M. Jean-Luc Mélenchon, ministre délégué à l'enseignement
professionnel. Monsieur le député, votre question est à l'évidence
d'actualité dans le monde éducatif.
Les SEGPA et les EREA accomplissent
une mission d'élite pédagogique dans l'éducation nationale puisque leur sont
confiés des jeunes en difficulté, voire en très grande difficulté. Quiconque a
visité une SEGPA - comme c'est, j'en suis certain, votre cas, et celui de
très nombreux parlementaires et élus locaux - ne peut en ressortir qu'ému
- puisque ces sections d'enseignement sont au coeur de la mission
républicaine de l'école : ne laisser personne sur le bord du chemin - et
impressionné par la qualité des résultats. Songeons que près de 50 % des jeunes
parviennent à une qualification professionnelle sanctionnée par un diplôme de
même niveau que celui que passent les autres jeunes comme, par exemple, le CAP.

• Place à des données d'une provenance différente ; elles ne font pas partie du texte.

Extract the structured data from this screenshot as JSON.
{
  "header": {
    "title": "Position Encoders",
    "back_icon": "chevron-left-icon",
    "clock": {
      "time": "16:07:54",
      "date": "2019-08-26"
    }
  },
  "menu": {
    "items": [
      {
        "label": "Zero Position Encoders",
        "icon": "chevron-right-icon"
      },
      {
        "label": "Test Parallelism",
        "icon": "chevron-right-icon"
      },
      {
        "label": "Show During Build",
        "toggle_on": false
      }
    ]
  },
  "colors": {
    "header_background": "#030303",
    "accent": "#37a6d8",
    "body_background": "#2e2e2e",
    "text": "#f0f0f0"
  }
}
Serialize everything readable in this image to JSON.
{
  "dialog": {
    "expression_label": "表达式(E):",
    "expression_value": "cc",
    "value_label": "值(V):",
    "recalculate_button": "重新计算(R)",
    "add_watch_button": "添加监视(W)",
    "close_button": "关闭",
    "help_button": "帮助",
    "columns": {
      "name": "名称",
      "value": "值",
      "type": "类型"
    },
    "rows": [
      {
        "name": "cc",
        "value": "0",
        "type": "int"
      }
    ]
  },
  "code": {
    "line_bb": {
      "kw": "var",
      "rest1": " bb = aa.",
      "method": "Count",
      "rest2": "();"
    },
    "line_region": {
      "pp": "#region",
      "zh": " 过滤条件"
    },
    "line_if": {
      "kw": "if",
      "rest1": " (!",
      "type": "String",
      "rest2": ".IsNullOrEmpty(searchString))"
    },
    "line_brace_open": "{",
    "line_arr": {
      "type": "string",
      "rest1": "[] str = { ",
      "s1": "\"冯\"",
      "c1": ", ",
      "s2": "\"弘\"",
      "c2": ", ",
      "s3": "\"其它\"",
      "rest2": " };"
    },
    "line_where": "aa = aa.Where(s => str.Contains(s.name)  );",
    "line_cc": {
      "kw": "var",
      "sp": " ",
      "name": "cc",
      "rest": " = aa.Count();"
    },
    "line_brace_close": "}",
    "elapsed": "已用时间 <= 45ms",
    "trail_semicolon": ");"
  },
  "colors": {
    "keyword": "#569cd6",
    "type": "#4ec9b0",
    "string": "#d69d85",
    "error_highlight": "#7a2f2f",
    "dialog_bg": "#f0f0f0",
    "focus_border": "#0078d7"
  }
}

Il n'existe pas de CAP adapté. C'est le premier diplôme de qualification
professionnelle. Il est le même pour tout le monde et comptez sur moi pour y
veiller. C'est tout à fait admirable. Donc, la réussite n'est naturellement pas
en cause.
J'ajoute que la tâche
est compliquée pour nos enseignants et enseignantes dans la mesure où
- pourquoi le cacher ? - l'on a vu progressivement orienter vers la
SEGPA des jeunes dont la fameuse filière unique ne savait plus que faire. Il est
tout à fait courant de voir dans les SEGPA des primo-arrivants, des jeunes en
difficulté de parcours, d'autres en plus grande difficulté psychologique ou de
construction personnelle. La tâche est donc très compliquée. Pourtant, la
situation est partout dominée.
Ayons l'honnêteté de dire que l'on
ne pourra pas continuer ainsi et qu'une refonte se révèle nécessaire. Une
réflexion s'impose et elle doit aboutir à des décisions concernant la place
particulière des SEGPA. J'observe d'ailleurs que, dans la discussion sur le
collège unique, personne n'a proposé que ces sections soient dissoutes pour
ramener tout le monde dans le cadre commun. Ce serait un très grand défi car il
y a plus de 120 000 élèves dans ces sections. Nous devons y réfléchir. On
ne peut pas faire comme si l'on n'avait pas compris ou vu la difficulté.
S'agissant des horaires, comprenez,
monsieur le député, que, par respect à la fois pour le travail qui est accompli,
pour ce que sont ces personnels eux-mêmes et pour l'autorité de la fonction que
j'exerce à cet instant, je ne veuille pas mélanger les deux aspects : celui du
dévouement, de la réussite pédagogique et celui de la revendication
catégorielle. Mais j'y viens. La question n'est pas simple à démêler.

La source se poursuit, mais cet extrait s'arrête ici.